Bill Gates has been incredibly active after he retired from Microsoft. With a huge fortune accumulated after years of high-tech entrepreneurship, the IT innovator decided to act towards reducing the world’s poverty by funding original ideas. Bill and Melinda Gates Foundation funded numerous teams tackling transmittable diseases. Gates decided to even fund the best idea for a next generation condom that maintains the pleasure of the sexual act, while protecting participants from sharing deadly diseases.
HIV is one of the deadliest form of transmittable diseases. Now, Gates offered $25 million to a team of researchers from Oregon to help them take their research further. Researchers from Oregon Health & Science University said they plan to develop a cure that will do more than prevent future infections. They aim to develop a vaccine that will even cure the people already infected with HIV.
Gates chose the team of scientists wisely. The research and experiments performed so far on primates showed promising results, as HIV infection has been prevented.
“In effect, we helped better arm the hunters in the body to chase down and kill an elusive viral enemy,” lead researcher Louis Picker said earlier this year in the Nature journal. “And we’re quite confident that this vaccine approach can work exactly the same way against HIV in humans.”
The number of HIV infections declined over the last years. However, around 35 million people live with HIV all over the world. The rate of infection was 2.1 million last year alone. The advent of retroviral drugs contributed to a dramatic decrease of the death numbers, but 1.5 million HIV infected people died last year.
Even if the team received the large donation from the Bill and Melinda Gates Foundation, it does not mean that we should expect a working vaccine very soon.
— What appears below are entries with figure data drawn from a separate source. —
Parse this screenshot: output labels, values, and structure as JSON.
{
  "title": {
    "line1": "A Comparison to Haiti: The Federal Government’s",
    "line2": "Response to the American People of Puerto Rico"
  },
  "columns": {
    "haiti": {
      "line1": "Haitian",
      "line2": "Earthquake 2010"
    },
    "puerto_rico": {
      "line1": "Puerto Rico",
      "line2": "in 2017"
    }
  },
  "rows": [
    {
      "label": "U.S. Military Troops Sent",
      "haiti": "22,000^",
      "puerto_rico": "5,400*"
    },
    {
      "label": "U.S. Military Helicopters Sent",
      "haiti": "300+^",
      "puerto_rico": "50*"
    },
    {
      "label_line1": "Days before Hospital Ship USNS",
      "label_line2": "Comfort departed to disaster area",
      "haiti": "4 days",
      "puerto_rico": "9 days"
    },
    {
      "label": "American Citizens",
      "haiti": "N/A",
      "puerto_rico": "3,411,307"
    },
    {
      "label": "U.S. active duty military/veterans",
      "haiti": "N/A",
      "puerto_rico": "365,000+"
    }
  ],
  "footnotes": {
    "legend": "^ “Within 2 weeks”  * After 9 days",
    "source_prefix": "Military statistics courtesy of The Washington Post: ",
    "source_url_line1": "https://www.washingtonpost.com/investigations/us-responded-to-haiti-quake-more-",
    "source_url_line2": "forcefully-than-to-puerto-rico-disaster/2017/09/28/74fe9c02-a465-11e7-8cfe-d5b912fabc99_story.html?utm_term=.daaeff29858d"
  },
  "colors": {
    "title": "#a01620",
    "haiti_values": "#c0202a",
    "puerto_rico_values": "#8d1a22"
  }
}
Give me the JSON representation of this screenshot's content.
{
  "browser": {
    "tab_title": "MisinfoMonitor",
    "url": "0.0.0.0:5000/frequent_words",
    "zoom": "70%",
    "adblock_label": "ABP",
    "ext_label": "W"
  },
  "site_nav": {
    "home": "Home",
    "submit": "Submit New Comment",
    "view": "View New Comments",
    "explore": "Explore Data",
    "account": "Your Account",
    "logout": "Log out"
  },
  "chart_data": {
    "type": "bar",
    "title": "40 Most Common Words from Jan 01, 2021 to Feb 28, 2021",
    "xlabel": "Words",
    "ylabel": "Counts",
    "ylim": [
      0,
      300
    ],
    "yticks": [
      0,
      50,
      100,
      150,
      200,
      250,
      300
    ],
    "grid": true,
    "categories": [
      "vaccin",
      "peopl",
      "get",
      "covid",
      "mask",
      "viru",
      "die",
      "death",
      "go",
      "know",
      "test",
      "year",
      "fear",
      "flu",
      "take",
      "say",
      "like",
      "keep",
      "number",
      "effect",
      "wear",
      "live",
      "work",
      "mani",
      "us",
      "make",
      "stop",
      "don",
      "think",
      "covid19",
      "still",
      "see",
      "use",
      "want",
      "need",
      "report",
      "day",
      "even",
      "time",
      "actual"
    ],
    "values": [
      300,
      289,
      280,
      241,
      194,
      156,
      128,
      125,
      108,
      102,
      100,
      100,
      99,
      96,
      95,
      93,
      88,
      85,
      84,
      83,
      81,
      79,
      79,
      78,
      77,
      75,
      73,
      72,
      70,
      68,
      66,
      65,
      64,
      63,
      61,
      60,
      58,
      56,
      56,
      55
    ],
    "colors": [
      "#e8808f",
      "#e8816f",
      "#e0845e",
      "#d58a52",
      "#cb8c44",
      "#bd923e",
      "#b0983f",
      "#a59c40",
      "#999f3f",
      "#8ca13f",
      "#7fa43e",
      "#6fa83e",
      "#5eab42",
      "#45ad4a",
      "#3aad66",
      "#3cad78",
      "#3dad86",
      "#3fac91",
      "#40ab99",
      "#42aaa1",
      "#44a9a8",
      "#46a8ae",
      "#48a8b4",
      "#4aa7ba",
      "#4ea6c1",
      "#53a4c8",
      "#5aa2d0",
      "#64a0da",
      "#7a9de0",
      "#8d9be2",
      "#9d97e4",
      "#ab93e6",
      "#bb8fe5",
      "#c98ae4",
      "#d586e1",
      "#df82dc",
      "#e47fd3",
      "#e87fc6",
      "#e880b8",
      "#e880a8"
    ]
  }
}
Just to start trials on human patients will require other five years of preparatory research.
Bill Gates believes that a cure to the deadly transmittable disease will be one of the most efficient ways to relieve African countries from poverty. A couple of Sub-Saharan countries have a very low life expectancy because of transmittable diseases such as malaria or produced by the HIV.
This is not the first time that Bill and Melinda Gates Foundation award Picker’s team with funding. In 2012, the foundation gave the team other $8 million.